Childhood and Adolescent Depression

Depressive disorders are classified into two main disorders, Major Depressive Disorder (MDD) which is often severe, reoccurs, is short in duration, and includes one or more Major Depressive Episodes; and Dysthymic Disorder (DD) which is typically less severe and lasts longer than one year in children and adolescents. The DSM-V-TR does not place depression in a separate diagnostic criterion for children. Children with depression may present with irritable mood, they may complain of feeling sick (have a belly ache, headaches, feel tired), avoid school, or cling to parents; while older children and teens may sulk, get into trouble, be negative, or feel misunderstood.

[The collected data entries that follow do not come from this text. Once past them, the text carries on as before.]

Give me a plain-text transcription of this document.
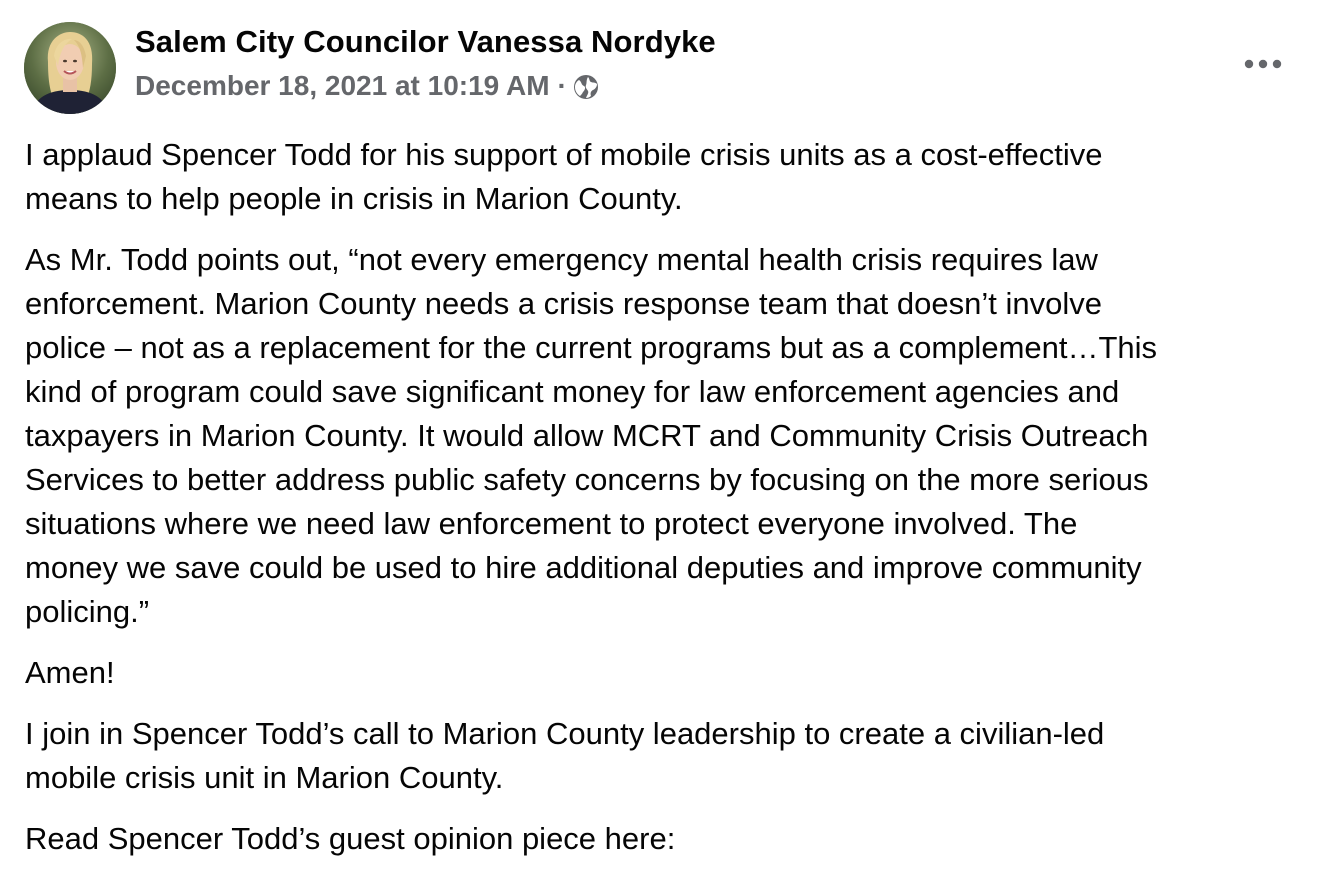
Salem City Councilor Vanessa Nordyke
December 18, 2021 at 10:19 AM ·

I applaud Spencer Todd for his support of mobile crisis units as a cost-effective
means to help people in crisis in Marion County.

As Mr. Todd points out, “not every emergency mental health crisis requires law
enforcement. Marion County needs a crisis response team that doesn’t involve
police – not as a replacement for the current programs but as a complement…This
kind of program could save significant money for law enforcement agencies and
taxpayers in Marion County. It would allow MCRT and Community Crisis Outreach
Services to better address public safety concerns by focusing on the more serious
situations where we need law enforcement to protect everyone involved. The
money we save could be used to hire additional deputies and improve community
policing.”

Amen!

I join in Spencer Todd’s call to Marion County leadership to create a civilian-led
mobile crisis unit in Marion County.

Read Spencer Todd’s guest opinion piece here:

Children and adolescents with depression may demonstrate symptoms which are typically associated with adults, such as loss of interest or pleasure in things that were previously pleasurable; weight loss or gain; sleep disturbance; fatigue; feelings of guilt and/or worthlessness; concentration problems; suicidal ideation; and psychomotor agitation/retardation.

Consideration of life changes (e.g., the loss of a loved one) and other possible diagnosis should be considered prior to a diagnosis being made. As children age, depression appears to become more common and the ratio of female to male prevalence appears to increase.

Treatment of depression includes Cognitive Behavioural Therapy (CBT) which focuses on looking at how the child thinks about their life and events, and trying to help them engage in more realistic thinking patterns. Interventions may include but are not limited to psycho-education (teaching them about depression), cognitive restructuring, and relaxation training and should include involvement of the child/adolescent and parents. In some situations, medication may also be deemed necessary and a discussion with a medical professional is recommended.